Letter To The Treasury:
In a letter to the Treasury, U.S. Republican Representative Patrick McHenry requested clarity on a “poorly” drafted digital asset tax provision.
According to Patrick McHenry, the incoming chair of the House Financial Services Committee, the Infrastructure Investment and Jobs Act’s provision on digital assets and tax collection is delayed.
On December 14, McHenry wrote to U.S. Treasury Secretary Janet Yellen with inquiries and reservations on the parameters of Section 80603 of the Act. He asked for clarity in the letter over the “poorly worded” and possibly privacy-invading Section that deals with the taxation of digital assets and are planned to take effect in 2023.
According to him, the provision forces the government to regard digital assets as the same as currency for tax reasons, which he claimed might “jeopardize” American citizens’ privacy and hinder innovation.
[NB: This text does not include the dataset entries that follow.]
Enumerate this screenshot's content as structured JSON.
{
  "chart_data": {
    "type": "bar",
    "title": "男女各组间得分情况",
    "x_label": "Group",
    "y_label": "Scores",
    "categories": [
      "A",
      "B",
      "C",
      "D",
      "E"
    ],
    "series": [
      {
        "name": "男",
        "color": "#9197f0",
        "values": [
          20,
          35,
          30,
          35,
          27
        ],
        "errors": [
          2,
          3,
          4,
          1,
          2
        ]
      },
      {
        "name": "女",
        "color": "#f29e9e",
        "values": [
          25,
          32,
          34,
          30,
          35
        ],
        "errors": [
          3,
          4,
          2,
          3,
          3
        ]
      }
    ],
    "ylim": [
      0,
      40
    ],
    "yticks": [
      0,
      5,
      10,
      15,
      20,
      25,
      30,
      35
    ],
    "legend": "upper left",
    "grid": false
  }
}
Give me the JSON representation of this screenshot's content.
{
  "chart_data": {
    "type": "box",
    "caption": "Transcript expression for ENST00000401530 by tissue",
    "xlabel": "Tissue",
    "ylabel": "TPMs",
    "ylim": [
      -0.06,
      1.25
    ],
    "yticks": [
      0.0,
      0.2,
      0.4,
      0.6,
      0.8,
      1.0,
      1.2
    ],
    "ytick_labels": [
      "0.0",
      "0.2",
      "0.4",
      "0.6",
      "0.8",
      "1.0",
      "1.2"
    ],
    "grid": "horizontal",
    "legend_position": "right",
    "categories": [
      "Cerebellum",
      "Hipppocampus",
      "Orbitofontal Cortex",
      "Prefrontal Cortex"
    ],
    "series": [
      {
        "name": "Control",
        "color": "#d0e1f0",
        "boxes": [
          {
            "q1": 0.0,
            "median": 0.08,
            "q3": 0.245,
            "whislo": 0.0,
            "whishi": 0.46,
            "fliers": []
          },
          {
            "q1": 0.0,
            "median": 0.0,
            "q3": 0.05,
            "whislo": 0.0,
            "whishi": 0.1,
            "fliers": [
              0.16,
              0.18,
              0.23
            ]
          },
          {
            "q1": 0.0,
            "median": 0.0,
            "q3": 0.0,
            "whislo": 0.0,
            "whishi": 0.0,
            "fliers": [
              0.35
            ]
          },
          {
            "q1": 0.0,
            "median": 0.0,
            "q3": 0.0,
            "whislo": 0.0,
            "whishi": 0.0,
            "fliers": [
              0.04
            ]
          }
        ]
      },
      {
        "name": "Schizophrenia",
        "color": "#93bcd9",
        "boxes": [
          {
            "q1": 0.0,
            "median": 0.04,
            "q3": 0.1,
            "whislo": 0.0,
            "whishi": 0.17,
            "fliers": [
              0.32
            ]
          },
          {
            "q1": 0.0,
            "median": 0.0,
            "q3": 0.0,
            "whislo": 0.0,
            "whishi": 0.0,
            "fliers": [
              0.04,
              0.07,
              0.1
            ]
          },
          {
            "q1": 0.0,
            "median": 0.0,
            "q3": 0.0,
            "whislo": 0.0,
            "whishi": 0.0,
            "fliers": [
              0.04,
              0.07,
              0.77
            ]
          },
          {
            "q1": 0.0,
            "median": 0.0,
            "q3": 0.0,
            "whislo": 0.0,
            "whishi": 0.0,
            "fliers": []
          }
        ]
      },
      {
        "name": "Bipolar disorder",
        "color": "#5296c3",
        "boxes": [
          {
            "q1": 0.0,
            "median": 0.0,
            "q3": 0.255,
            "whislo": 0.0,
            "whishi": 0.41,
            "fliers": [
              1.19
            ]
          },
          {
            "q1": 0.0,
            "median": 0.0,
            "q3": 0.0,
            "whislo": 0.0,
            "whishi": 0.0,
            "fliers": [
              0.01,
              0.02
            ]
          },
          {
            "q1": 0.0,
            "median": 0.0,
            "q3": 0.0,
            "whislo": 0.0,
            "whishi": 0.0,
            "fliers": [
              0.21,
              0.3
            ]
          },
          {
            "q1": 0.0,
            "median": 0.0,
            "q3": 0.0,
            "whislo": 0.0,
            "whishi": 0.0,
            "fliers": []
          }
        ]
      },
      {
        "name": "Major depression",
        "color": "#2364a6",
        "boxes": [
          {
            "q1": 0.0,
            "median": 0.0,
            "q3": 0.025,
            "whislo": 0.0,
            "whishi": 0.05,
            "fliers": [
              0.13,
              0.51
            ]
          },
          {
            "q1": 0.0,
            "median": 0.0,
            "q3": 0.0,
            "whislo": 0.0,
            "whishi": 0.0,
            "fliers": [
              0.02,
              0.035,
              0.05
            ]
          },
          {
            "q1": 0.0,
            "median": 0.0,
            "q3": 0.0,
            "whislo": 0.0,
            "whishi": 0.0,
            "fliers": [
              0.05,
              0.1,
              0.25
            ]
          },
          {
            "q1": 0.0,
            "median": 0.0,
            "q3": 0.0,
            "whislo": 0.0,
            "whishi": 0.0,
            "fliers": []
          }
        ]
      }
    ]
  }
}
Brokers must submit specific information on their dealings with digital assets to the Internal Revenue Service under the part titled “Information Reporting for Brokers and Digital Assets” (IRS).
According to McHenry, the provision was poorly written, and the phrase “brokers” might be “wrongly interpreted” to refer to a wider spectrum of individuals and businesses than intended.
The Act contains a clause requiring anyone or any entity conducting commerce or trade to disclose to the IRS any transactions involving digital assets that exceed $10,000.
Coin Center, a non-profit advocacy organization, specializing in blockchain technology, opposed the requirement earlier this year and sued the Treasury because it would subject Americans to a “mass monitoring” regime.
Senators Warren and Marshall present new legislation to combat cryptocurrency money laundering.
The part is expected to put reporting obligations on the big cryptocurrency exchanges with user information like clients’ names, addresses, and social security numbers, claim Fordham International Law Journal.
McHenry admitted that the Treasury Department’s position that “ancillary parties” shouldn’t be subject to the same reporting requirements as brokers was a step in the right direction.
The new rule does not apply to parties like crypto miners and stakers, according to a letter that U.S. Senator Rob Portman released on Twitter in February from the U.S. Assistant Secretary for Legislative Affairs, Jonathan Davies.
To provide “market participants” time to adhere to any additional criteria, McHenry’s letter concluded by demanding that the Treasury “quickly” publish the rules under the SectionSection.
This is McHenry’s second letter to Yellen this year; she received one from him on January 26 asking the Treasury secretary to explain the definition of a broker.